When a segment of the large intestine, containing a colorectal cancer, is removed, the area adjacent to the cancer (and removed with it) may show additional neoplasia in the form of polyps (see image). This is visual evidence of a field defect. Some of these polyps may be premalignant neoplastic tumors. As shown by Hofstad et al., when polyps are allowed to remain in the colon and are observed for three years, about 40% of polyps are seen to grow larger, likely progressing towards cancer. Luo et al. summarized the substantial body of evidence that field cancerization occurs in the colon, often due to aberrant DNA methylation.

==Etiology==
Bile acids are synthesized in the liver to facilitate digestion of dietary fats. High exposure of the gastrointestinal tract to bile acids can occur in several different settings, but most significantly is prevalent among individuals who have a high dietary fat intake.
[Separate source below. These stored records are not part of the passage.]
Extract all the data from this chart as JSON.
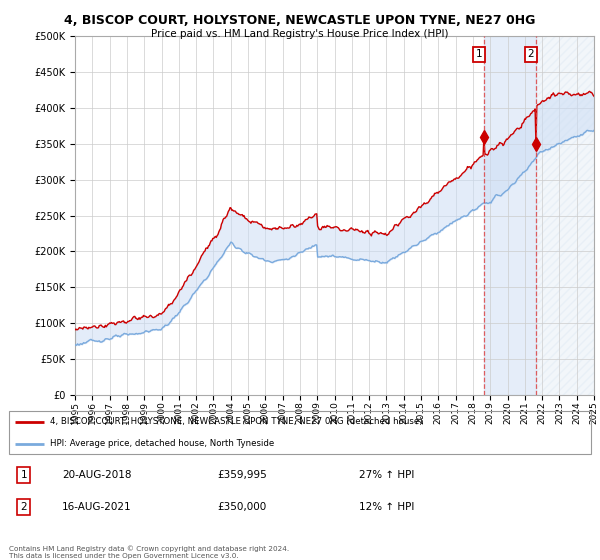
{
  "title": "4, BISCOP COURT, HOLYSTONE, NEWCASTLE UPON TYNE, NE27 0HG",
  "subtitle": "Price paid vs. HM Land Registry's House Price Index (HPI)",
  "legend_line1": "4, BISCOP COURT, HOLYSTONE, NEWCASTLE UPON TYNE, NE27 0HG (detached house)",
  "legend_line2": "HPI: Average price, detached house, North Tyneside",
  "annotation1_label": "1",
  "annotation1_date": "20-AUG-2018",
  "annotation1_price": "£359,995",
  "annotation1_hpi": "27% ↑ HPI",
  "annotation1_year": 2018.64,
  "annotation1_value": 359995,
  "annotation2_label": "2",
  "annotation2_date": "16-AUG-2021",
  "annotation2_price": "£350,000",
  "annotation2_hpi": "12% ↑ HPI",
  "annotation2_year": 2021.64,
  "annotation2_value": 350000,
  "copyright": "Contains HM Land Registry data © Crown copyright and database right 2024.\nThis data is licensed under the Open Government Licence v3.0.",
  "ylim": [
    0,
    500000
  ],
  "xlim_start": 1995,
  "xlim_end": 2025,
  "red_color": "#cc0000",
  "blue_color": "#7aaadd",
  "fill_color": "#ccddf5",
  "vline_color": "#dd4444",
  "vline2_color": "#aabbdd",
  "background_color": "#ffffff",
  "grid_color": "#cccccc",
  "hatch_color": "#ccddee"
}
High bile acid exposure has been implicated in several cancers of both the upper and lower digestive tract. The deleterious effects on cells of elevated bile acid exposure include induction of reactive oxygen species, induction of DNA damage leading to mutation, and induction of apoptosis in the short term and selection for apoptosis resistance over the long term. High levels of bile acids also alter the microbiome and act as signaling molecules, altering the microenvironment of the colon.